I know I can sound... harsh, but it's "tough love". I like the Rust project and I want to see it succeed, because C++ is long overdue to have real competition.

I think what a lot of open source projects are missing is someone loudly saying "No!". Too many people patting each other on the back for a "job well done" when the job isn't done leads to very happy people pleased to produce something that ultimately is a failure when faced with reality.

For an example of how open source can work, look at Linux. In my humble opinion, the single most important thing that makes Linux successful is Linus Torvalds. He's brutally harsh in his feedback, infamously so. People constantly criticise his language, when he is simply stating facts. Often these are uncomfortable facts people don't like to hear, but must hear to have any chance at success. Some bars are set very high, such as "entry into the kernel", but people are sloppy and lazy. Linus points out that this is unacceptable. People don't like it, but that's not the point, because the computer doesn't care about you feel about the quality of your code.

The rust-lang forum helpfully suggested some related topics, which shows that I'm certainly not the only one with such issues:

To give an example, on Saturday I tried to read and write from a TcpStream using a buffered reader and buffered writer. Using the examples in the docs this was impossible because once the writer was constructed the reader could no longer use the stream.

This kind of "difficult to assemble layers of stream processing" commentary ended up being the bulk of this topic...
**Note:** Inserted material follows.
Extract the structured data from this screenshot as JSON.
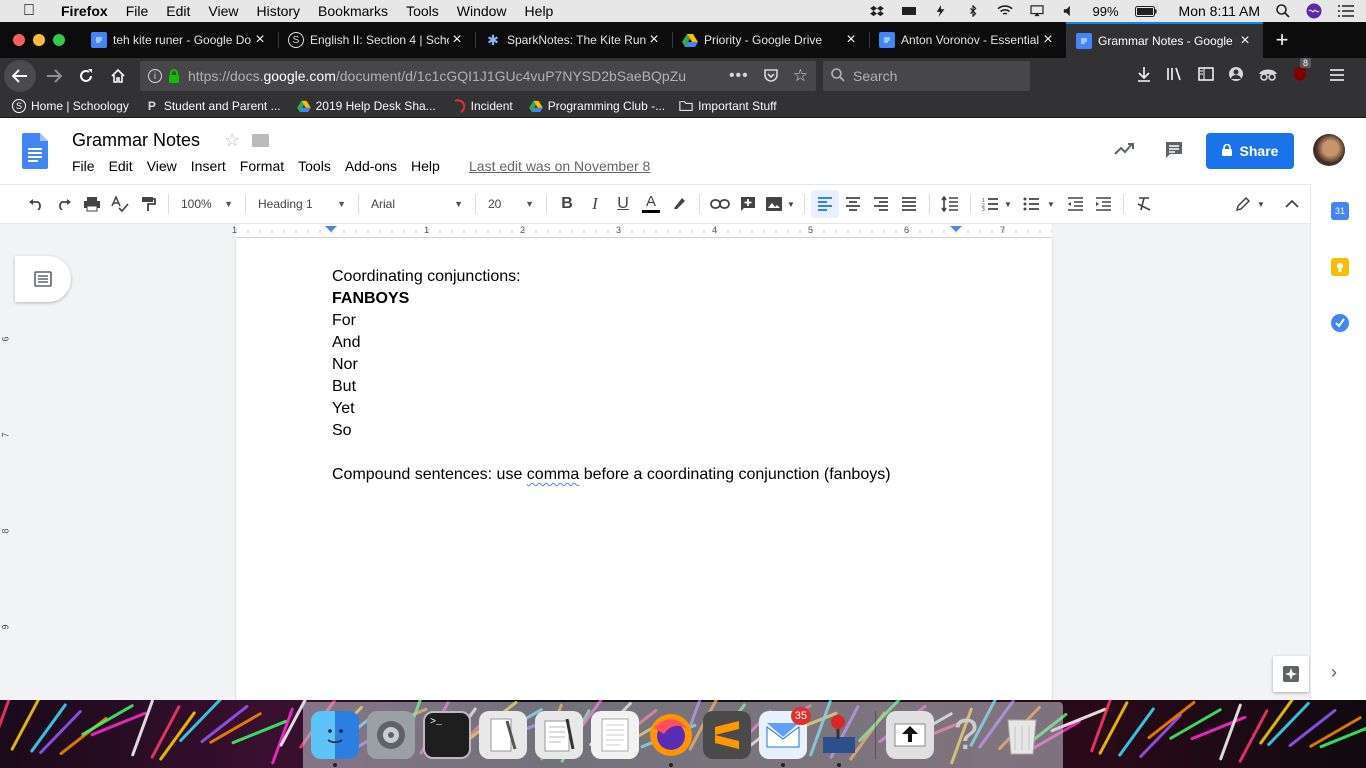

And, a topic created by yourself:

I’m trying to learn Tokio and finding it too complicated. The problems for me are:

  1. The sheer number of types involved.
  2. Choice of names for the types is such that they don’t indicate the intent clearly.
  3. Also at a coarser level, many things seem non-intuitive. For example, why is a ServerProto, which is meant to represent a protocol, creating a transport? There are many such design choices which are non-intuitive.

Also a very similar point.

I see a bunch of people are politely saying the same thing over and over.

Has it worked?

Rust is, what, 8 years old now, and the 1.0 release was 3 years ago! Yet it is still obscenely difficult to do really basic things with the language, like read and write a socket. Please excuse my language when I say: "What-the-f***!?"